Exercise: You don’t have to become a bodybuilder or a triathlete. Research shows just 30 minurtes of light-intensity exercise per day is enough to benefit your health. And, if you find an exercise you enjoy doing, you’ll be more likely to keep at it. Try out several different activities to find what works best for you.
Get Enough Sleep: Sleep affects every facet of your health, and the quality of your sleep is also essential for helping you maintain a positive outlook on life. While you sleep, your body restores itself to prepare for the next day. If you don’t sleep enough, you could be at higher risk for heart disease, diabetes and more.
Eat a Balanced Diet: In recovery, it may be tempting to swap old bad habits with new ones, such as eating junk food. However, eating well will give you more energy and promote a positive outlook on life.

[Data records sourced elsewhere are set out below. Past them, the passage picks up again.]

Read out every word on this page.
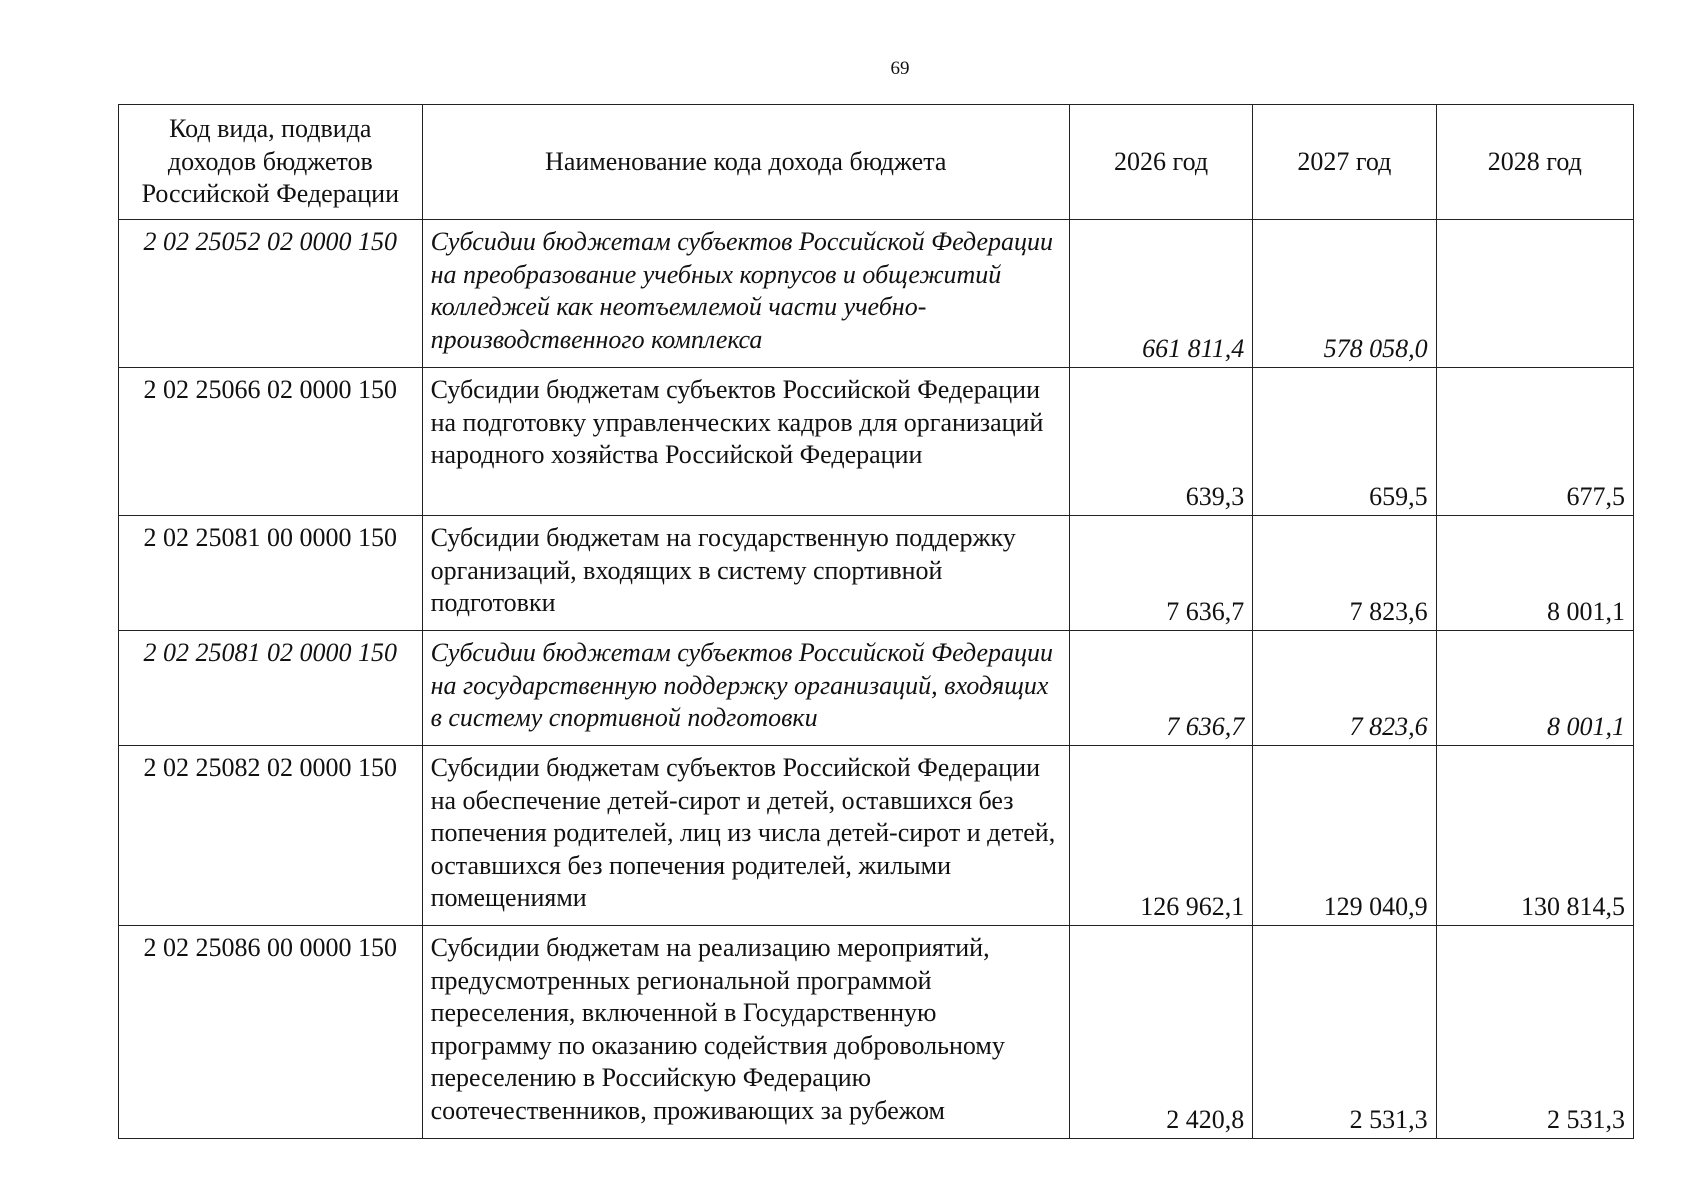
69
Код вида, подвида доходов бюджетов Российской Федерации	Наименование кода дохода бюджета	2026 год	2027 год	2028 год
2 02 25052 02 0000 150	Субсидии бюджетам субъектов Российской Федерации на преобразование учебных корпусов и общежитий колледжей как неотъемлемой части учебно-производственного комплекса	661 811,4	578 058,0	
2 02 25066 02 0000 150	Субсидии бюджетам субъектов Российской Федерации на подготовку управленческих кадров для организаций народного хозяйства Российской Федерации	639,3	659,5	677,5
2 02 25081 00 0000 150	Субсидии бюджетам на государственную поддержку организаций, входящих в систему спортивной подготовки	7 636,7	7 823,6	8 001,1
2 02 25081 02 0000 150	Субсидии бюджетам субъектов Российской Федерации на государственную поддержку организаций, входящих в систему спортивной подготовки	7 636,7	7 823,6	8 001,1
2 02 25082 02 0000 150	Субсидии бюджетам субъектов Российской Федерации на обеспечение детей-сирот и детей, оставшихся без попечения родителей, лиц из числа детей-сирот и детей, оставшихся без попечения родителей, жилыми помещениями	126 962,1	129 040,9	130 814,5
2 02 25086 00 0000 150	Субсидии бюджетам на реализацию мероприятий, предусмотренных региональной программой переселения, включенной в Государственную программу по оказанию содействия добровольному переселению в Российскую Федерацию соотечественников, проживающих за рубежом	2 420,8	2 531,3	2 531,3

Emotional and Social Self-Care
De-Stress: Recovery can be challenging, and an inability to relax can trigger a relapse. Get a massage, go for a long walk in the woods or just block off time for meditation or self-reflection. Though you can’t make work, family and daily responsibilities disappear completely, you can still schedule time for yourself.
Strike a Healthy Balance: In recovery, it can be easy to put all your eggs in one basket – whether it’s work, a person or even the practice of recovery itself. If you go to daily AA meetings, but you constantly feel overtaxed, are you really practicing successful self-care? Instead of becoming overly dependent on one or two aspects of your life, find a healthy equilibrium.
Find a Listening Ear: Many people find regular therapy sessions are incredibly helpful in self-care, especially in early recovery. For others, a caring friend or family member who is a good listener may be enough.